Hecht: “I was commuting to L.A. and going out of my mind”

No wonder Duvall Hecht was drawn to trucking. After all, it was while driving that he got the idea that changed his life.

He was living in Orange County and working as marketing manager at Bateman Eichler Hill Richards, a securities firm, in Los Angeles.

“I was commuting to L.A. and going out of my mind,” Hecht said.

A lifetime book lover, he said he was uninterested in the offerings on the radio.

“Back then, you could get the Bible on tape, some language lessons, or a few classics that were in the public domain. There was nothing in the way of literature or bestsellers,” he said.

He bought an eight-cassette reading of Lord Chesterton’s letters for a steep price, listened to it once, and then shelved it. Why listen to it again?

“I thought, ‘There ought to be a service offering readings of bestsellers that you can rent via mail order,'” he said.

The more he thought about it, the more the idea seemed marketable.

He shopped it around to publishers and Knopf, now part of Bertelsmann AG, ended up giving him the rights to record “a couple dozen” of its titles in return for 10% of the rental revenue.
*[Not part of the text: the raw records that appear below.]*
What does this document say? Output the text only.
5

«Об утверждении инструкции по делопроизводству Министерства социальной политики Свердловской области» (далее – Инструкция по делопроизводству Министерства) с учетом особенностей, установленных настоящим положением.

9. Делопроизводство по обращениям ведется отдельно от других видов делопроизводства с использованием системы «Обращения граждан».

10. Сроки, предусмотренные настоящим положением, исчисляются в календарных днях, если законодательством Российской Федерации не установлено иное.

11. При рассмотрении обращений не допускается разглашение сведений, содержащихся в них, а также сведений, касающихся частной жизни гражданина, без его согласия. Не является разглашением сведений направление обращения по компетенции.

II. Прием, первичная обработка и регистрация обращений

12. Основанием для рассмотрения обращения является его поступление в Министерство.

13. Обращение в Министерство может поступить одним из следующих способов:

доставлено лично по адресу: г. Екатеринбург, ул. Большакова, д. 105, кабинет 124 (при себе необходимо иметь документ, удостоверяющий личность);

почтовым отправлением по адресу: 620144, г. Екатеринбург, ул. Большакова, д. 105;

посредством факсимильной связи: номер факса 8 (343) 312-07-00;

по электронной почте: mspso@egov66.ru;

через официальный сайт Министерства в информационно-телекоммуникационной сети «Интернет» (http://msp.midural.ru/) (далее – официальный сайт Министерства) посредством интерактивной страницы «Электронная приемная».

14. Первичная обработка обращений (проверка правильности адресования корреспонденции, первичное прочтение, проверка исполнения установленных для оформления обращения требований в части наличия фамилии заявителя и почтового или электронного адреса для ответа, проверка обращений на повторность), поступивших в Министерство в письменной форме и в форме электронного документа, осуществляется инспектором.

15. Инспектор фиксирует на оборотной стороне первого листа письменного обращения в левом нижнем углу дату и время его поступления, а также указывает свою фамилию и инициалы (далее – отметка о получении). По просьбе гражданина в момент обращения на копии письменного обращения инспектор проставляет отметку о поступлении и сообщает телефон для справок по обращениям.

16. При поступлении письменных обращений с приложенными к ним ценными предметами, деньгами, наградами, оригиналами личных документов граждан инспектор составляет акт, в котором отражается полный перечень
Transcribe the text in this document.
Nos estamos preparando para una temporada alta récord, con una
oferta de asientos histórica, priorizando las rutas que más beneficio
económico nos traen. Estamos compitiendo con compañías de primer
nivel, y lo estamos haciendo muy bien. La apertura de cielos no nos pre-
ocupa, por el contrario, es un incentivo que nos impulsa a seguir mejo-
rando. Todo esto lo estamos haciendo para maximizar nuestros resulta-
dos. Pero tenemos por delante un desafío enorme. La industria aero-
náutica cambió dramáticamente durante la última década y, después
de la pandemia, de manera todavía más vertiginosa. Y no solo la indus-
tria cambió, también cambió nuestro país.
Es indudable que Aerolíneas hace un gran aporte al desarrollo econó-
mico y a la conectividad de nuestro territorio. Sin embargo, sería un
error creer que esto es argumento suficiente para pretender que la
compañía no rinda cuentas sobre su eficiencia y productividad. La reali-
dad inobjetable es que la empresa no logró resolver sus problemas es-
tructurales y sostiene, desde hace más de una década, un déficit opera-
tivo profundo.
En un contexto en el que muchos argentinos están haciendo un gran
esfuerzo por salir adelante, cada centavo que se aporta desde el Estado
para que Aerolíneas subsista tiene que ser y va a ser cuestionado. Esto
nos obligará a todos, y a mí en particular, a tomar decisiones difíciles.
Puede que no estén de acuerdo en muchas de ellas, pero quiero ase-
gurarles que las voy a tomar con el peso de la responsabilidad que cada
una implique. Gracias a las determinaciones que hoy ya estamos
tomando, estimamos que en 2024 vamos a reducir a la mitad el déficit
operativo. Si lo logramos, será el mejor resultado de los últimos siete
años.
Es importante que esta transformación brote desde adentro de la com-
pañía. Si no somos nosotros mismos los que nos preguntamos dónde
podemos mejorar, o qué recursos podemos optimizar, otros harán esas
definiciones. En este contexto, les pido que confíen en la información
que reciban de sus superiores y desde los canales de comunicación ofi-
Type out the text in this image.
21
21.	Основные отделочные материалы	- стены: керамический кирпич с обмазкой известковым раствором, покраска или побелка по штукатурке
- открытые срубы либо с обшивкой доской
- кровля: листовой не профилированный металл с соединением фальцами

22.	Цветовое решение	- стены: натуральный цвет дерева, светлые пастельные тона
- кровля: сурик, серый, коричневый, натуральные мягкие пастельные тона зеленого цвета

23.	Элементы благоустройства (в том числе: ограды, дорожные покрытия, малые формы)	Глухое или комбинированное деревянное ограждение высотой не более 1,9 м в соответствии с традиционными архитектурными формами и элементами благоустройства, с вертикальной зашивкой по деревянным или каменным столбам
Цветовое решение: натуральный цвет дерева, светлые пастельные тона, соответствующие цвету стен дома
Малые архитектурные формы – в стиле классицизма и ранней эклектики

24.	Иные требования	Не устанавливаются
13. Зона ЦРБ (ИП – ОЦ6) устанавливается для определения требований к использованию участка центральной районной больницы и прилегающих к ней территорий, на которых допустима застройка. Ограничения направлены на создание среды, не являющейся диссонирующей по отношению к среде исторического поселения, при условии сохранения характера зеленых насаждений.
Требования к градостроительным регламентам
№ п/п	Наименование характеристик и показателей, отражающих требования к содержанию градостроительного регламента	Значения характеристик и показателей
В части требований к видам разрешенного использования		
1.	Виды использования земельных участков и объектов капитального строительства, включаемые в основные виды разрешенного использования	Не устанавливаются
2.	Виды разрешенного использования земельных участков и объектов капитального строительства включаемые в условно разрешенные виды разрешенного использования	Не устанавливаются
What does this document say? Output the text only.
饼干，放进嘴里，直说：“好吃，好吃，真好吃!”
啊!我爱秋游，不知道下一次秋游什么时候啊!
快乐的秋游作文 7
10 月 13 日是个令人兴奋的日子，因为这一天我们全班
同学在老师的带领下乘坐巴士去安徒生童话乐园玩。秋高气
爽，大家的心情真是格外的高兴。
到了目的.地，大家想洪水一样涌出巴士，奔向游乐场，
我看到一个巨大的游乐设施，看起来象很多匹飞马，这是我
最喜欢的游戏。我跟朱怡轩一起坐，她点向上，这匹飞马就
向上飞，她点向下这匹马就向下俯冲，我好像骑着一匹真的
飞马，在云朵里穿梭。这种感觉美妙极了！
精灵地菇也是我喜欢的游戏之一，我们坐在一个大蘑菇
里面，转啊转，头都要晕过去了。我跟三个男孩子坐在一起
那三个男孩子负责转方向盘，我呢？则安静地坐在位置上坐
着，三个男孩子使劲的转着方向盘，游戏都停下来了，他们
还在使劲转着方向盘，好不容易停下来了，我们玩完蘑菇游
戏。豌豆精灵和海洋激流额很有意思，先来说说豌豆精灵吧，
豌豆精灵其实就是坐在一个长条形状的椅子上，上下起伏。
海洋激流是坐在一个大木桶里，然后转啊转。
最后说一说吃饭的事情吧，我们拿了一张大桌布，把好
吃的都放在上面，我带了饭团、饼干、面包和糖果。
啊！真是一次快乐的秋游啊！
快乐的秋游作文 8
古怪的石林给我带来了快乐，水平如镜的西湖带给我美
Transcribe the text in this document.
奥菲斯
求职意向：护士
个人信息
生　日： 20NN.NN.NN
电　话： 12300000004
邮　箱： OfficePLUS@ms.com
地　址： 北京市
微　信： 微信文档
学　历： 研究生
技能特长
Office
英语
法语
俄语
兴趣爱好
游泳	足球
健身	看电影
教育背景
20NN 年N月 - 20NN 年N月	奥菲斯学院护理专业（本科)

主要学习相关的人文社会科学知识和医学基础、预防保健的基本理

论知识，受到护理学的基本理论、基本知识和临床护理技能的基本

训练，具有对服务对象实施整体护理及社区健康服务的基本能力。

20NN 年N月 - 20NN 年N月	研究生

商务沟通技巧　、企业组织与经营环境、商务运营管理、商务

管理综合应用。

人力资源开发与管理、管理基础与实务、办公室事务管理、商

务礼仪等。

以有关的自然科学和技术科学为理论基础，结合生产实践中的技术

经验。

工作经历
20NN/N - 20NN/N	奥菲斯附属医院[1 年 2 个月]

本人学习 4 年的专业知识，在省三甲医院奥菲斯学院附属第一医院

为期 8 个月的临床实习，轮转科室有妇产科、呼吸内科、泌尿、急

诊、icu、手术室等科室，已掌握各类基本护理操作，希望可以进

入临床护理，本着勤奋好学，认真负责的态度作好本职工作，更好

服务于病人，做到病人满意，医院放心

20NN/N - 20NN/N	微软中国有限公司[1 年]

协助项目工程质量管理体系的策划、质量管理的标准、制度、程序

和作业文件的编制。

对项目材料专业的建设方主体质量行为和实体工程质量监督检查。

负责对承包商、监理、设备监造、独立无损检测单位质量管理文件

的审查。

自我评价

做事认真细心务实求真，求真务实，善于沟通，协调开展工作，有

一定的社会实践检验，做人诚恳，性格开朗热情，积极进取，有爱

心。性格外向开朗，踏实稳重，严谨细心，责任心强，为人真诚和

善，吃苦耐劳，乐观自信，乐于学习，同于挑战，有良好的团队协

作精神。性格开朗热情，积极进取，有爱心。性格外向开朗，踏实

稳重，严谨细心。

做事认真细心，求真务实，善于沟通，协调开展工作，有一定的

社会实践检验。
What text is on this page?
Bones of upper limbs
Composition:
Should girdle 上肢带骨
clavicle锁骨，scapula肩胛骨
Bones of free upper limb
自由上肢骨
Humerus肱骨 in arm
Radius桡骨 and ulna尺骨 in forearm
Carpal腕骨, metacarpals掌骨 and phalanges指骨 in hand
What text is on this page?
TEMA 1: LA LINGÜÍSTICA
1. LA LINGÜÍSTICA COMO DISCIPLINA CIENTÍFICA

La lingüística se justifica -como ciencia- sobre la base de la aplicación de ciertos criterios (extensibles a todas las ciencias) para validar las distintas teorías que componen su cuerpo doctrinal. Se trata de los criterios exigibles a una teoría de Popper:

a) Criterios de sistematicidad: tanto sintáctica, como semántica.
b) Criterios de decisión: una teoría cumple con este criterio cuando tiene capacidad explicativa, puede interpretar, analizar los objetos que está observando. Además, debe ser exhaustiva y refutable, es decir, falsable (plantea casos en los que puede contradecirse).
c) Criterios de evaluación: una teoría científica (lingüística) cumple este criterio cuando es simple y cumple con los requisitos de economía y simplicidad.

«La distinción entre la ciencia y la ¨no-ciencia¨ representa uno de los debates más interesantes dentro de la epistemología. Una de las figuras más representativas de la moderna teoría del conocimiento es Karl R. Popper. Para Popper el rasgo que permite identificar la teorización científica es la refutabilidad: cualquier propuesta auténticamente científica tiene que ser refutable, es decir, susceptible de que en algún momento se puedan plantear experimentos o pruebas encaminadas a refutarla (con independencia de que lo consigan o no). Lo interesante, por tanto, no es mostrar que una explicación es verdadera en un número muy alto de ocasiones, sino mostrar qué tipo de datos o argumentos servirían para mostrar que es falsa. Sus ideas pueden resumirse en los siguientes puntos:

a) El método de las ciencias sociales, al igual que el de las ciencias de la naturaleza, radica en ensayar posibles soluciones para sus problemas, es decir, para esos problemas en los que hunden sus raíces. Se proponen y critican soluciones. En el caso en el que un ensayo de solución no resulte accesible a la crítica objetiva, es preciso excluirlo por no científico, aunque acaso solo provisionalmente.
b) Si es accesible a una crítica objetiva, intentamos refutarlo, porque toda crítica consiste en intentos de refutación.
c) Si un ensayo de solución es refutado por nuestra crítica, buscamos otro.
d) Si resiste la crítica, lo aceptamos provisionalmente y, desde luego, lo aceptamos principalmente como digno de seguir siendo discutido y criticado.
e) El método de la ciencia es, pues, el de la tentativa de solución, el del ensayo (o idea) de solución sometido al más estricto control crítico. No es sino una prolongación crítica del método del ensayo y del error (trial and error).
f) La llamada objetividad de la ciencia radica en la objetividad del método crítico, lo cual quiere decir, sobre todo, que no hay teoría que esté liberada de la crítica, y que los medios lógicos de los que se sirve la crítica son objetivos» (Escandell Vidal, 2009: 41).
Hecht was on his way.

In 1974, he sold his Porsche for capital, recorded four of the books and put them out.

“Not only did people order them,” Hecht said. “They actually returned them!”

By 2001, Books on Tape had 100,000 customers and annual revenue of about $25 million, evenly divided between rentals and sales to libraries, according to Hecht.

Then Random House, also now part of Bertelsmann, came along.